Since the Marlins were founded 20 years ago, these two have been fiercely loyal fans, which sets them apart from much of Miami. This year, the Marlins have been the team with the lowest attendance in the Major League, according to ESPN.

“Miami’s always had fair-weather fans. Miami’s loving the Heat because they’re kings. But they never seem to cheer on the underdog,” she says. “[The Marlins are] a young team that has a lot of raw talent that needs to be cultivated. And when they’re more mature, they will be an awesome team.”

Some of their favorite players are the young ones: 21-year-old Jose Fernandez, 23-year-old Giancarlo Stanton and 24-year-old Adeiny Hechavarria.

These devoted fans have actually never watched a game together at Marlins Park. Glendenning, who can get around with a portable oxygen tank, says she’d like to change that.

Eloise Card

“I ask my mom, do you want to go to a game? ‘Oh no, I don’t want to go down there,’ (she says, but) I want to take her. I’ve got to convince her.”

Card says she would like to go if it weren’t for the hassle of driving in crowded streets at night. “I’m old, and it’s easier to sit here.”

They’ll finally get that experience this weekend. The Marlins will be sending cars to pick up Donna and Eloise from their homes and provide them with seats at Sunday’s game against the Nationals.

Glendenning got into baseball when her son started playing as a 6-year-old. She learned the ins and outs of the game by serving as the scorekeeper for his high school team.

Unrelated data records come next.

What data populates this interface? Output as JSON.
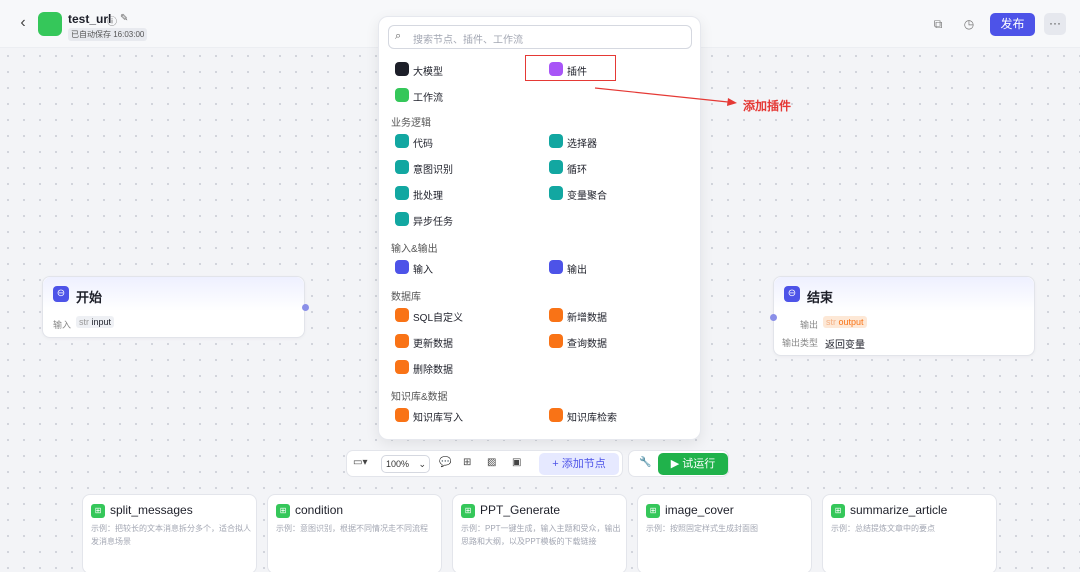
{
  "header": {
    "back_icon": "‹",
    "app_name": "test_url",
    "info_icon": "ⓘ",
    "edit_icon": "✎",
    "saved_status": "已自动保存 16:03:00",
    "publish_label": "发布",
    "more_label": "···"
  },
  "start_node": {
    "title": "开始",
    "input_label": "输入",
    "input_type": "str",
    "input_name": "input"
  },
  "end_node": {
    "title": "结束",
    "output_label": "输出",
    "output_type": "str",
    "output_name": "output",
    "output_kind_label": "输出类型",
    "output_kind_value": "返回变量"
  },
  "panel": {
    "search_placeholder": "搜索节点、插件、工作流",
    "top_items": [
      {
        "label": "大模型",
        "color": "#1d1f29"
      },
      {
        "label": "插件",
        "color": "#a855f7"
      },
      {
        "label": "工作流",
        "color": "#35c75a"
      }
    ],
    "sections": [
      {
        "title": "业务逻辑",
        "items": [
          {
            "label": "代码",
            "color": "#12a7a1"
          },
          {
            "label": "选择器",
            "color": "#12a7a1"
          },
          {
            "label": "意图识别",
            "color": "#12a7a1"
          },
          {
            "label": "循环",
            "color": "#12a7a1"
          },
          {
            "label": "批处理",
            "color": "#12a7a1"
          },
          {
            "label": "变量聚合",
            "color": "#12a7a1"
          },
          {
            "label": "异步任务",
            "color": "#12a7a1"
          }
        ]
      },
      {
        "title": "输入&输出",
        "items": [
          {
            "label": "输入",
            "color": "#4d53e8"
          },
          {
            "label": "输出",
            "color": "#4d53e8"
          }
        ]
      },
      {
        "title": "数据库",
        "items": [
          {
            "label": "SQL自定义",
            "color": "#f97316"
          },
          {
            "label": "新增数据",
            "color": "#f97316"
          },
          {
            "label": "更新数据",
            "color": "#f97316"
          },
          {
            "label": "查询数据",
            "color": "#f97316"
          },
          {
            "label": "删除数据",
            "color": "#f97316"
          }
        ]
      },
      {
        "title": "知识库&数据",
        "items": [
          {
            "label": "知识库写入",
            "color": "#f97316"
          },
          {
            "label": "知识库检索",
            "color": "#f97316"
          }
        ]
      }
    ]
  },
  "annotation": {
    "text": "添加插件",
    "color": "#e53935"
  },
  "toolbar": {
    "zoom": "100%",
    "add_node_label": "添加节点",
    "run_label": "试运行"
  },
  "cards": [
    {
      "title": "split_messages",
      "desc": "示例：把较长的文本消息拆分多个，适合拟人发消息场景"
    },
    {
      "title": "condition",
      "desc": "示例：意图识别，根据不同情况走不同流程"
    },
    {
      "title": "PPT_Generate",
      "desc": "示例：PPT一键生成，输入主题和受众，输出思路和大纲，以及PPT模板的下载链接"
    },
    {
      "title": "image_cover",
      "desc": "示例：按照固定样式生成封面图"
    },
    {
      "title": "summarize_article",
      "desc": "示例：总结提炼文章中的要点"
    }
  ]
}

Card, a football lover all her life, got into baseball more recently. She quickly became a nut for the game’s arcane statistics, her daughter says. Card keeps her computer next to her television, and looks up stats during the games.

“My mother has always been just obsessed with numbers. And I often joke with her and tell her, you would have been a great scorekeeper,” Glendenning says. “She stays up on it all. She knows it better than I do.”

When a game gets tense, they yell and scream as if they’re at the ballpark. Card, in particular, can get rowdy, occasionally swearing at players.

“She’s a pistol,” Glendenning says. “Before the pitch happens, she’ll say, ‘Come on now, you gotta strike him out, strike him out!’ And he’ll strike him out. She’ll say, ‘See, he heard me!’ ”

Donna Glendenning of Fort Laurderdale on the phone with her mother Eloise during a Marlins game. Her health keeps her home a lot but she'll be at the ball park on Sunday.